A intenção dos acidentados é a criação de um Projeto de Lei. “Primeiramente esperamos por uma resposta oficial ao e-mail que foi enviado ao gabinete do deputado, expressando seu posicionamento”, comenta Alexandra. “Nossa expectativa é que se crie um Projeto de Lei que atenda às nossas reivindicações, que são legítimas. Enquanto o projeto não entra em discussão, entendemos que devemos mobilizar e buscar apoio em outros parlamentares para que fortaleçam a Frente Parlamentar”, completa a presidente da Anaviq.
Na audiência com o deputado, Alexandra ressaltou que as milhares de assinaturas reunidas na petição dão força para a criação do PL. Além da cerimônia online e simbólica, o arquivo com as 31 mil assinaturas, contabilizando 1.586 páginas, foi enviado formalmente, por e-mail, ao gabinete do parlamentar. O encaminhamento foi feito pela equipe da Change.org.

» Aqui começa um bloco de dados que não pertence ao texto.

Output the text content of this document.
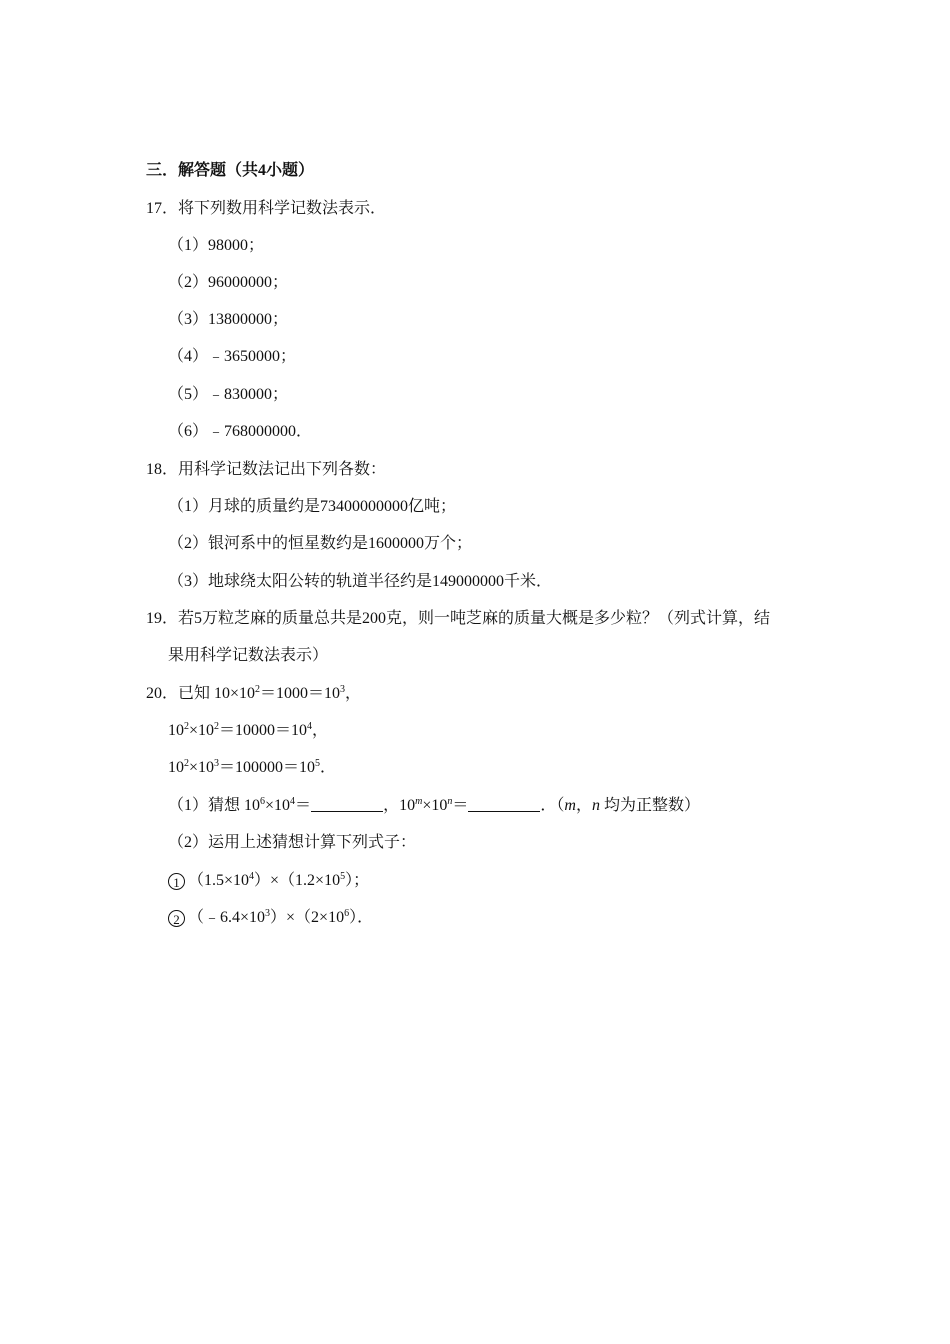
三．解答题（共4小题）
17．将下列数用科学记数法表示．
（1）98000；
（2）96000000；
（3）13800000；
（4）﹣3650000；
（5）﹣830000；
（6）﹣768000000．
18．用科学记数法记出下列各数：
（1）月球的质量约是73400000000亿吨；
（2）银河系中的恒星数约是1600000万个；
（3）地球绕太阳公转的轨道半径约是149000000千米．
19．若5万粒芝麻的质量总共是200克，则一吨芝麻的质量大概是多少粒？（列式计算，结
果用科学记数法表示）
20．已知 $10\times 10^2=1000=10^3$，
$10^2\times 10^2=10000=10^4$，
$10^2\times 10^3=100000=10^5$．
（1）猜想 $10^6\times 10^4=$	，$10^m\times 10^n=$	．（m，n 均为正整数）
（2）运用上述猜想计算下列式子：
1 $(1.5\times 10^4)\times(1.2\times 10^5)$；
2 $(﹣6.4\times 10^3)\times(2\times 10^6)$．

Na reunião, a coordenadora de campanhas da Change.org falou sobre a importância da mobilização e do apelo popular. “Pautas tão importantes como essa, infelizmente, muitas vezes ficam invisíveis aos olhos da sociedade e também do poder público”, discursou Débora. “Nós esperamos com a entrega desse abaixo-assinado demonstrar o apelo das mais de 31 mil pessoas que assinaram essa petição online como sociedade civil organizada. Que os direitos das pessoas com sequelas de queimaduras sejam garantidos, que essa campanha se torne uma vitória e possa inspirar muitas outras pessoas”, acrescentou a coordenadora.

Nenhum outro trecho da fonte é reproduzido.